Um estudo publicado na revista Science analisou 40 anos de dados globais sobre o comércio legal e ilegal de vida selvagem e identificou uma relação direta entre essas atividades e o aumento do risco de transmissão de patógenos entre animais e humanos.
A pesquisa, que compilou registros de importação e exportação de fauna e informações sobre mais de 2 mil espécies de mamíferos, indica que cerca de 25% dessas espécies estiveram envolvidas em algum tipo de comércio ao longo do período analisado.
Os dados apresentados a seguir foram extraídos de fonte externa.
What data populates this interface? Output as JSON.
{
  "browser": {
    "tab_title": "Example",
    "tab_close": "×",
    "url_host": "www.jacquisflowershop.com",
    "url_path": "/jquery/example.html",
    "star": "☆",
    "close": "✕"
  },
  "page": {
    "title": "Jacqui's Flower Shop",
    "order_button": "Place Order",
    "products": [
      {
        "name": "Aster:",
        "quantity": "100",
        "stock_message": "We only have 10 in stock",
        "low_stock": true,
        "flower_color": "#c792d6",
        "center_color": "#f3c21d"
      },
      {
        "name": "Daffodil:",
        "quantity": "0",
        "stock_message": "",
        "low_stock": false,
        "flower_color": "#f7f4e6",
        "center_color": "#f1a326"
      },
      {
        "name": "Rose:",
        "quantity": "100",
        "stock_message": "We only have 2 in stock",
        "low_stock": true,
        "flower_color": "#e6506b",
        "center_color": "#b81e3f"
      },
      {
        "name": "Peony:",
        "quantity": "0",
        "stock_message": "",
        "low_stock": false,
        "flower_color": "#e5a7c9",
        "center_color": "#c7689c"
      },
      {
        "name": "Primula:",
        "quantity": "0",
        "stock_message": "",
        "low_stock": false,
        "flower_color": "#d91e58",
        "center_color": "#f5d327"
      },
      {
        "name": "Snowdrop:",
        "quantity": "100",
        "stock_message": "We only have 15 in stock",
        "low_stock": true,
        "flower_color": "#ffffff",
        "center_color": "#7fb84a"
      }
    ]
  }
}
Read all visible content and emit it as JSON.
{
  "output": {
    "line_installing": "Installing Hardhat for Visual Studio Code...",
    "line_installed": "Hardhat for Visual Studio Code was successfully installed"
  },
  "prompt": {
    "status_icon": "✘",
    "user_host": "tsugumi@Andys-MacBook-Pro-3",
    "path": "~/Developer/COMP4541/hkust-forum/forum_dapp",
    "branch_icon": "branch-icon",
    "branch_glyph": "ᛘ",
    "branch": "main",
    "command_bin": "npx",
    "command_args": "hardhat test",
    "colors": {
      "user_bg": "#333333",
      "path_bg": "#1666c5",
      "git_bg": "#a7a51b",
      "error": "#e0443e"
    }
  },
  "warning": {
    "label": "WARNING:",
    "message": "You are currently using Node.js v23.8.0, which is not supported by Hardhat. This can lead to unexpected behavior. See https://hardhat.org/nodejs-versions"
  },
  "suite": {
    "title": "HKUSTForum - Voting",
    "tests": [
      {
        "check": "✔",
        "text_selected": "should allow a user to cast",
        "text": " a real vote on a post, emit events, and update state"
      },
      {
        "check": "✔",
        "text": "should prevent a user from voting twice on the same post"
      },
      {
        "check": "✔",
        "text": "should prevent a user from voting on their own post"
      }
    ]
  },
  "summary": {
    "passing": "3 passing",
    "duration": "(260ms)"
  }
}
Comércio que causa doenças
- Mamíferos selvagens comercializados apresentam cerca de 1,5 vez mais probabilidade de compartilhar agentes infecciosos com humanos, segundo o estudo liderado por Jérôme Gippet.
- Esse aumento está associado à maior exposição a patógenos em ambientes de comércio e circulação internacional de fauna.
- O contato entre diferentes espécies durante a captura, transporte e comercialização facilita o chamado spillover.
- O fenômeno ocorre quando patógenos “saltam” de uma espécie para outra, sendo um dos principais caminhos para o surgimento de novas doenças infecciosas.
- O comércio ilegal intensifica o risco por ocorrer sem controle sanitário adequado.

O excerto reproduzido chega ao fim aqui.